Despite the fact that seven virtues defeat seven vices, they are not the canonical seven deadly sins, nor the three theological and four cardinal virtues.

==Notable manuscripts==

- Berne, Burgerbibliothek Cod. 264, region of Lake Constance c. AD 900. Parchment, 145 foll., 27.3/28.3 x 21.5/22 cm. The ms. is counted among the outstanding examples of Carolingian book art. It contains all seven poems by Prudentius plus an added eighth poem; given to the Strasbourg diocese in the 990s and later was acquired by Jacques Bongars.
- Cambridge, Corpus Christi College, MS 23; Prudentius, Psychomachia and other poems, 10th century, English.
- London, British Library, Add MS 24199, part 1; Miscellany (Prudentius, Psychomachia), 10th century.
  - MS Cotton Cleopatra C VIII; Prudentius, Psychomachia, 10th century.
- Munich, Staatsbibliothek, CLM. 29031b; Prudentius, Psychomachia, 10th century.

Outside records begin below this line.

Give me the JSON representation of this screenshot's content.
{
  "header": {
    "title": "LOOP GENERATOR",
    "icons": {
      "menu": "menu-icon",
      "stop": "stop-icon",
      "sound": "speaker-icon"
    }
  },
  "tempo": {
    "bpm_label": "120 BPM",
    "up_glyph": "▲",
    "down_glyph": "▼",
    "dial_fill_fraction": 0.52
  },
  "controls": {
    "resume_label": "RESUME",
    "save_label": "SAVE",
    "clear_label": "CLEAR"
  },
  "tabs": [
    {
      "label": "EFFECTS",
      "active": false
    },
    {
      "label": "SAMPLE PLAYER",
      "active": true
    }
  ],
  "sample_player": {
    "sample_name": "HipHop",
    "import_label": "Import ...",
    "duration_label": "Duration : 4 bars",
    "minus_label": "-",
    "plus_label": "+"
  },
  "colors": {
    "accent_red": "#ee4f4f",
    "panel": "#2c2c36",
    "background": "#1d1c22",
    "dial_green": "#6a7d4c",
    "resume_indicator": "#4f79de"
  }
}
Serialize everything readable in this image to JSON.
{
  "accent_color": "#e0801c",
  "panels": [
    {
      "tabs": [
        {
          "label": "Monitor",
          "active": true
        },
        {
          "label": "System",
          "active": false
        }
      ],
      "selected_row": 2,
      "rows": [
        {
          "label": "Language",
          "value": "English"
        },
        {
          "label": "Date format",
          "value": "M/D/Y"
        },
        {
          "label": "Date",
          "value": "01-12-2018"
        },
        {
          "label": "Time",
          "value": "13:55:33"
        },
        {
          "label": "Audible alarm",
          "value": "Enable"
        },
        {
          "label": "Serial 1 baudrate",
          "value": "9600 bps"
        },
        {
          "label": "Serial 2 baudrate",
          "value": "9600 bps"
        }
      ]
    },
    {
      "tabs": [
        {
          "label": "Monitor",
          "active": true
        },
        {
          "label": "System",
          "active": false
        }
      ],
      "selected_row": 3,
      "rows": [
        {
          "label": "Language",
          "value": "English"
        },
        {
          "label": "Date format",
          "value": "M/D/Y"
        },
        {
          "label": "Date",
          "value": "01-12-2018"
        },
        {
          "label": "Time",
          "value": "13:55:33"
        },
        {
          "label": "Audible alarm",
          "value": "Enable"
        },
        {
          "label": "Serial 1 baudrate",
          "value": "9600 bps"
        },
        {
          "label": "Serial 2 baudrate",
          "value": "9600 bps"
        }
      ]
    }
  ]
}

== Other uses of 'psychomachia' ==
Theatre historian, Jonas Barish uses the term psychomachia to describe anti-theatrical conflict during the nineteenth century.

Kirsty Allison used Psychomachia as the title for her cult novel, set in the 1990s (Wrecking Ball Press, 2020). The first edition also publishes a translation, and a modernised edit was later published in LoveLove magazine.

The American rock band I The Mighty named a song Psychomachia. The band chose the name as it is the first use case of a devil on one shoulder, an angel on the other. It is a hate song directed at a certain unmentioned band.